Nvidia Launches GeForce 9 Series With Midrange Graphics Card

It's the first time the company has chosen not to launch a new line with the highest-end product first.

Antone Gonsalves, Contributor

February 21, 2008

2 Min Read

Nvidia on Thursday introduced its GeForce 9 Series with a midrange graphics card, the first time the company has chosen not to launch a new line with the highest-end product first.

The GeForce 9600 GT reflects a new strategy in which Nvidia is serving the majority of customers first, rather than introducing the highest-performing technology for the important, but fewer, customers who want the latest-and-greatest graphics processing units for playing the most demanding PC games.

Traditionally, Nvidia would introduce the top-of-the-line product and let the technology gradually drop to the lower price point as new higher-performing products are introduced.

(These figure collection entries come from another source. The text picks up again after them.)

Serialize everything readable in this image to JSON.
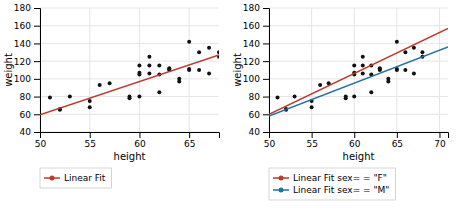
{
  "chart_data": [
    {
      "type": "scatter",
      "xlabel": "height",
      "ylabel": "weight",
      "xlim": [
        50,
        68
      ],
      "ylim": [
        40,
        180
      ],
      "xticks": [
        50,
        55,
        60,
        65
      ],
      "yticks": [
        40,
        60,
        80,
        100,
        120,
        140,
        160,
        180
      ],
      "grid": true,
      "legend": "bottom",
      "series": [
        {
          "type": "scatter",
          "color": "#111111",
          "x": [
            51,
            52,
            52,
            53,
            55,
            55,
            56,
            57,
            59,
            59,
            60,
            60,
            60,
            60,
            61,
            61,
            61,
            62,
            62,
            62,
            63,
            63,
            63,
            64,
            64,
            65,
            65,
            65,
            66,
            66,
            67,
            67,
            68,
            68
          ],
          "values": [
            79,
            65,
            66,
            80,
            75,
            68,
            93,
            95,
            78,
            80,
            115,
            105,
            107,
            80,
            125,
            115,
            106,
            105,
            115,
            85,
            112,
            110,
            111,
            100,
            97,
            110,
            142,
            111,
            130,
            110,
            106,
            135,
            130,
            125
          ]
        },
        {
          "type": "line",
          "name": "Linear Fit",
          "color": "#c0392b",
          "x": [
            50,
            68
          ],
          "values": [
            59.5,
            127
          ]
        }
      ]
    },
    {
      "type": "scatter",
      "xlabel": "height",
      "ylabel": "weight",
      "xlim": [
        50,
        71
      ],
      "ylim": [
        40,
        180
      ],
      "xticks": [
        50,
        55,
        60,
        65,
        70
      ],
      "yticks": [
        40,
        60,
        80,
        100,
        120,
        140,
        160,
        180
      ],
      "grid": true,
      "legend": "bottom",
      "series": [
        {
          "type": "scatter",
          "color": "#111111",
          "x": [
            51,
            52,
            52,
            53,
            55,
            55,
            56,
            57,
            59,
            59,
            60,
            60,
            60,
            60,
            61,
            61,
            61,
            62,
            62,
            62,
            63,
            63,
            63,
            64,
            64,
            65,
            65,
            65,
            66,
            66,
            67,
            67,
            68,
            68
          ],
          "values": [
            79,
            65,
            66,
            80,
            75,
            68,
            93,
            95,
            78,
            80,
            115,
            105,
            107,
            80,
            125,
            115,
            106,
            105,
            115,
            85,
            112,
            110,
            111,
            100,
            97,
            110,
            142,
            111,
            130,
            110,
            106,
            135,
            130,
            125
          ]
        },
        {
          "type": "line",
          "name": "Linear Fit sex= = \"F\"",
          "color": "#c0392b",
          "x": [
            50,
            71
          ],
          "values": [
            60,
            157
          ]
        },
        {
          "type": "line",
          "name": "Linear Fit sex= = \"M\"",
          "color": "#2471a3",
          "x": [
            50,
            71
          ],
          "values": [
            58,
            136
          ]
        }
      ]
    }
  ]
}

Such a strategy caters to serious PC gamers willing to pay what it takes to make full use of the most advanced capabilities of the latest graphics-intensive games.

The majority of Nvidia customers, however, are looking for enough power to run PC games without draining the wallet, and it's this segment that Nvidia has decided to serve first with the introduction of the new product line. The GeForce 9600 GT sells for $199.

The new product can replace its predecessor, the 8600 GT, running in a PCI Express slot in a PC. "The first product to be introduced in the GeForce 9 family gives gamers the horsepower to play cutting-edge DirectX 10 games at a price they will love and can afford," Ujesh Desai, general manager of GeForce desktop GPUs at Nvidia, said in a statement. DirectX 10, which is only in Windows Vista, is the latest graphics technology from Microsoft.

The latest graphics card has a better performance-per-watt ratio than its predecessor, Nvidia said. Contributing to the performance boost is 64 stream processors versus 32 for the older model. In addition, the new card has a 256-bit memory interface running at 900 MHz.

The new GPU also leverages Nvidia's latest technology for playback of high-definition movies in either HD DVD or Blu-ray formats, the company said. The new video-processing engine does all the high-definition H.264 decoding, freeing the computer's CPU to perform other tasks.

Nvidia competes for the wallets of gamers with Advanced Micro Devices, which entered the market for PC graphics cards in 2006 with the $5.4 billion acquisition of ATI Technologies. AMD last month launched a two-chip graphics card that it hoped would give it a lead in price and performance over Nvidia.

The ATI Radeon HD 3870 X2 combines two graphics processors on a single board, giving it nearly double the performance of the single-chip Radeon HD 3870 introduced in November. The product would compete with Nvidia's GeForce 8800 Ultra, which starts at $630. The Radeon HD 3870 X2 has a suggested retail price of $449.